Va-etchanan also states, “You shall not add to the word I command you, nor shall you subtract from it, to observe the commandments of the Lord your God, that I command you.” (Deut. 4:2) This innocuous verse (common among ancient codes of law) challenges rabbinic commentators. From the Torah’s perspective, God’s law is perfect, so of course nothing should be changed. On the other hand, the Torah is silent or vague about many things (e.g., civil damages, marriage, and commerce), and the rabbis had to create a coherent system for Jewish living in changing times.
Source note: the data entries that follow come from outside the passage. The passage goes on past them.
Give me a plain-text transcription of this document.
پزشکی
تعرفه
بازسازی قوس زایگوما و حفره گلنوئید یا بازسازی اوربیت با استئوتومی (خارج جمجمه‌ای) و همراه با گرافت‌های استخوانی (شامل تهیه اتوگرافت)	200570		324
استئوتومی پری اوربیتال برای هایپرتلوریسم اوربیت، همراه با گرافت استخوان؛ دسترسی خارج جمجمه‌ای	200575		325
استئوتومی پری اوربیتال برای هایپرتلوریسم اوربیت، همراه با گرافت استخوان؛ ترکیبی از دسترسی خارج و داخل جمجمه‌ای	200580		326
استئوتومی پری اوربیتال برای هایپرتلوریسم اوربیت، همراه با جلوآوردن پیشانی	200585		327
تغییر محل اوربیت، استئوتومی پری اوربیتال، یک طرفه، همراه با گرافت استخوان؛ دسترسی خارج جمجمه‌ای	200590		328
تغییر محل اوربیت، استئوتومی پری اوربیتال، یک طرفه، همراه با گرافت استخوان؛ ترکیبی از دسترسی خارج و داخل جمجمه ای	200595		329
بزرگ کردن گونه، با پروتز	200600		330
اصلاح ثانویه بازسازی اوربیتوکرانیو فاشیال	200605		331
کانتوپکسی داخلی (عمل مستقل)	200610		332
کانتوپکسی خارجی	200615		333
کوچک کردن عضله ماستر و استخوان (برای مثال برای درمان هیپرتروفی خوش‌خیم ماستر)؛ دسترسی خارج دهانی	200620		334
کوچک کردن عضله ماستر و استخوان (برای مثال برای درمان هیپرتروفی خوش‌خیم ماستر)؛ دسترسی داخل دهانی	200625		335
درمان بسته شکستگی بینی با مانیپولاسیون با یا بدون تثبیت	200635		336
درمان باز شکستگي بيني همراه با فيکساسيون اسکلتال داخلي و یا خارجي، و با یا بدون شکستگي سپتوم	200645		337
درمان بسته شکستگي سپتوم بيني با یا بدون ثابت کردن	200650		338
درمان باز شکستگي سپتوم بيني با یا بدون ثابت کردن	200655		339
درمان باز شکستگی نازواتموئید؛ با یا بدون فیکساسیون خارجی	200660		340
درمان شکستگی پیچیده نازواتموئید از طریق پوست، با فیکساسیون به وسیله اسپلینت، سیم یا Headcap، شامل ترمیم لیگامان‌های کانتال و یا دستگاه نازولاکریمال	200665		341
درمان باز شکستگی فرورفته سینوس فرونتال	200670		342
Perforce, they had to interpret the verse very narrowly, to permit the latitude they needed to legislate Jewish life.
Va-etchanan reminds us that from the very start, Jewish life has always depended upon interpretation; nobody has lived “Torah Judaism” literally for 2,500 years. One way of understanding Jewish movements, then, is by locating them on the continuum of interpretation from minimalism to maximalism. What keeps the Jewish people intact is not the wide variety of answers, but rather, the constancy of the single question (What does this mean?) we ask the text.